# Tutorial on common statistical traps

In [3]:
import numpy as np
import matplotlib.pyplot as plt

## Exercise 1: The trouble with p-values

### Part I: p-values and their frequentist sense

In [4]:
np.random.seed(17)

mu = 0
sigma = 1
N = int(1e6)

gaussian = np.random.normal(mu, sigma, N)

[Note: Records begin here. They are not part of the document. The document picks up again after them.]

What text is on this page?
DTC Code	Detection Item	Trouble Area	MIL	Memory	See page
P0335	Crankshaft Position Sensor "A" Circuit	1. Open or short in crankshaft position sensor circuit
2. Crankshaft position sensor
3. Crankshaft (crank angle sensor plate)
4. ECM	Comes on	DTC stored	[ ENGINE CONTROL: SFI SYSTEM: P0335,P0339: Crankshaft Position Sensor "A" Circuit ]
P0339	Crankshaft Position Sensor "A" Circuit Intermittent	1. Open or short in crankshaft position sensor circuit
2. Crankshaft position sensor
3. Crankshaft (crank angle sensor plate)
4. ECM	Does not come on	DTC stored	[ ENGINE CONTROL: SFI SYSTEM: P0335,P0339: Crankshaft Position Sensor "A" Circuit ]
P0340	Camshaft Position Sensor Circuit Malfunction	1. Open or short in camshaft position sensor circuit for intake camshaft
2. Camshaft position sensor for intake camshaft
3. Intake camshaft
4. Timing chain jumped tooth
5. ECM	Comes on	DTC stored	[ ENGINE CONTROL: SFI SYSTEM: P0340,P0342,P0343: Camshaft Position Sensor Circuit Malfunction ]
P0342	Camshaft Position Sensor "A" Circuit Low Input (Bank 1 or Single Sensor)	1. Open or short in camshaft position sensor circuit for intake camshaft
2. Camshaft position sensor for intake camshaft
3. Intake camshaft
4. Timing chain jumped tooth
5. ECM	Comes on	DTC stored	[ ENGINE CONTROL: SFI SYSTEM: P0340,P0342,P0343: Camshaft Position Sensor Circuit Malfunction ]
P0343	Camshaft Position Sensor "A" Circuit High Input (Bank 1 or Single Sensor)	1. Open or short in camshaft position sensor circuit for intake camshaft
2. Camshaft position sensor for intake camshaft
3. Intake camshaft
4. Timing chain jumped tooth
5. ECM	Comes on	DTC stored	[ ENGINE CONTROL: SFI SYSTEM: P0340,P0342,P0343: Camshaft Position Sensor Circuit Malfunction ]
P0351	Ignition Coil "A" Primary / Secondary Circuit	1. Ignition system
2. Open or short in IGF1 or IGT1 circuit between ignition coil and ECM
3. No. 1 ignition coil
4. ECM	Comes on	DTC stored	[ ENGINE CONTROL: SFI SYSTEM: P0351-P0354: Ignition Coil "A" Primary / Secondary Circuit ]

samples_greater_than_three = 0
for val in gaussian:
    if val > 3:
        samples_greater_than_three+=1

fraction_of_samples = samples_greater_than_three/N

In [5]:
fraction_of_samples

0.001327

### Part II: p-values in hypothesis testing

In [6]:
num_rejects = 0
n_tries = np.int(1e6)

for i in range(n_tries):
    index = int(np.random.rand()*N)
    if gaussian[index] > 3:
        num_rejects+=1

In [7]:
num_rejects # 2 if 1e3, 1300 if 1e6

1289

### Part III: p-values and how they accumulate our own mistakes

In [8]:
N = np.int(1e6)
gaussian = np.random.normal(0,1.5,N)
samples_greater_than_three = 0
for val in gaussian:
    if val > 3:
        samples_greater_than_three+=1

fraction_of_samples = samples_greater_than_three/N
print(fraction_of_samples)

num_rejects = 0
n_tries = np.int(1e6)

for i in range(n_tries):
    index = int(np.random.rand()*N)
    if gaussian[index] > 3:
        num_rejects+=1
print(num_rejects)

0.022793
22668


In [9]:
N = np.int(1e6)
gaussian = np.random.normal(-0.5,1,N)
samples_greater_than_three = 0
for val in gaussian:
    if val > 3:
        samples_greater_than_three+=1

fraction_of_samples = samples_greater_than_three/N
print(fraction_of_samples)

num_rejects = 0
n_tries = np.int(1e6)

for i in range(n_tries):
    index = int(np.random.rand()*N)
    if gaussian[index] > 3:
        num_rejects+=1
print(num_rejects)

0.000252
233